Els Beerten is one of Belgium’s leading young adult novelists, who is working on a coming-of-age novel about two young Italian boys in the wake of the Second World War. The story is set in Belgium, Italy and England.While in Norwich, Els is keen to interact with the city and its inhabitants. She says: ‘I would like to find out in Norwich what traces the war left in the hands of the coastal inhabitants. In Norwich I would like to spend some time in exchange with the inhabitants of the city and surroundings, listening to the stories.’
Claudine Toutoungi is a playwright and poet. While in Brussels she will be working on her second collection of poetry, Scrap (Carcanet, 2020).
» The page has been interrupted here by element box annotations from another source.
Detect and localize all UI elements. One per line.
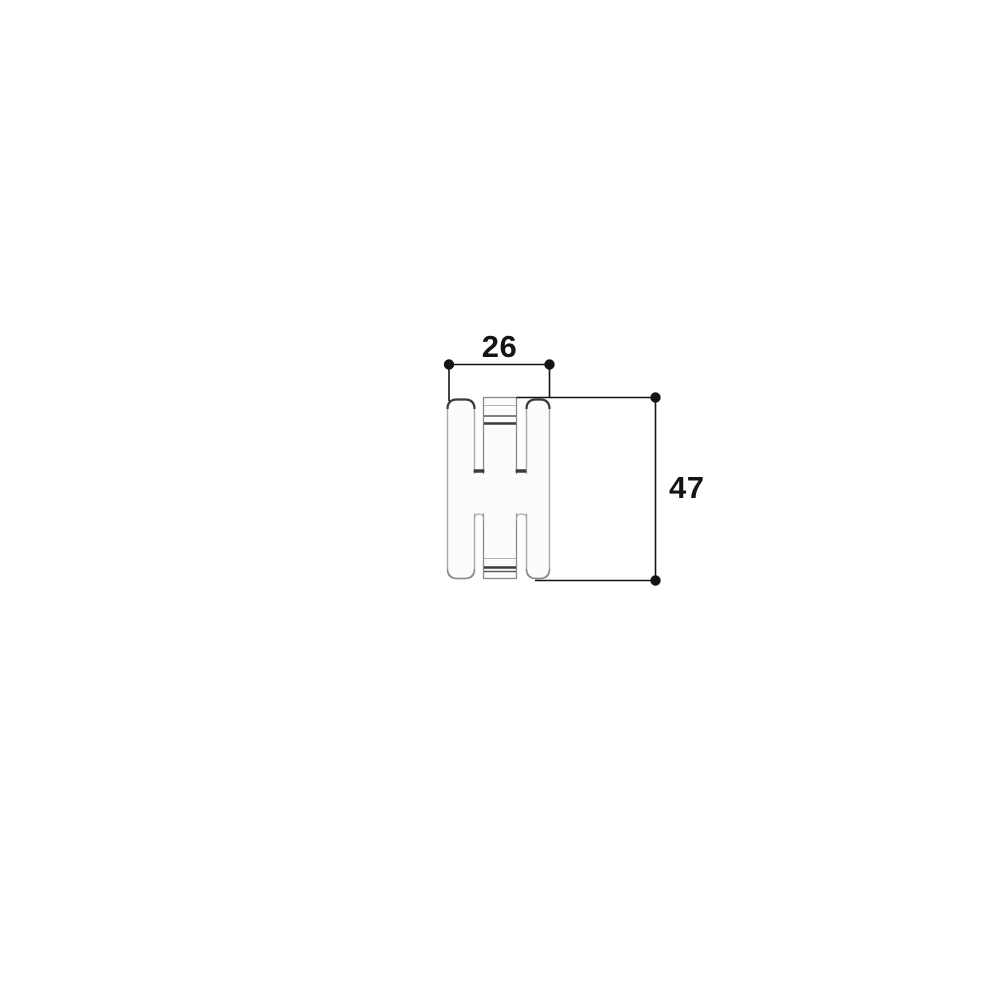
part-web [451, 474, 547, 514]
slot-end-cap [516, 469, 527, 473]
dimension-endpoint-dot [650, 575, 660, 585]
slot-rounded-end [475, 514, 484, 521]
slot-rounded-end [517, 514, 527, 521]
width-dimension: 26 [444, 329, 555, 401]
drawing-page: 26 47 [0, 0, 1000, 1000]
dimension-endpoint-dot [650, 392, 660, 402]
technical-drawing-canvas: 26 47 [0, 0, 1000, 1000]
height-dimension-label: 47 [669, 470, 704, 505]
slot-end-cap [474, 469, 485, 473]
width-dimension-label: 26 [482, 329, 517, 364]
dimension-endpoint-dot [444, 359, 454, 369]
dimension-endpoint-dot [544, 359, 554, 369]
part-profile-drawing [448, 398, 550, 579]
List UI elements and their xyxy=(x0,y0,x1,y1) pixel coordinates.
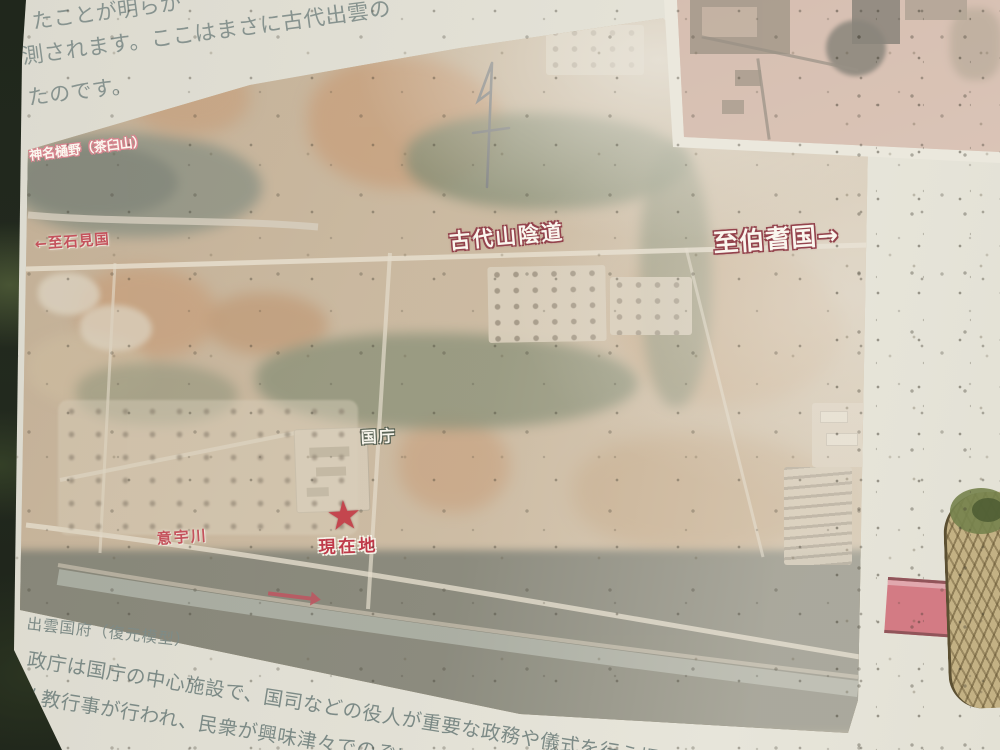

She says: ‘I am keen for the poems to explore varied forms of dislocation – spatial, linguistic, and emotional and to investigate the double takes, confusions and collisions of modern urban life. One hugely appealing aspect of a stay in Brussels is the opportunity to absorb the atmosphere of a highly cultured, multilingual city. I find cities which offer a melting-pot of languages and literary influences incredibly inspiring.’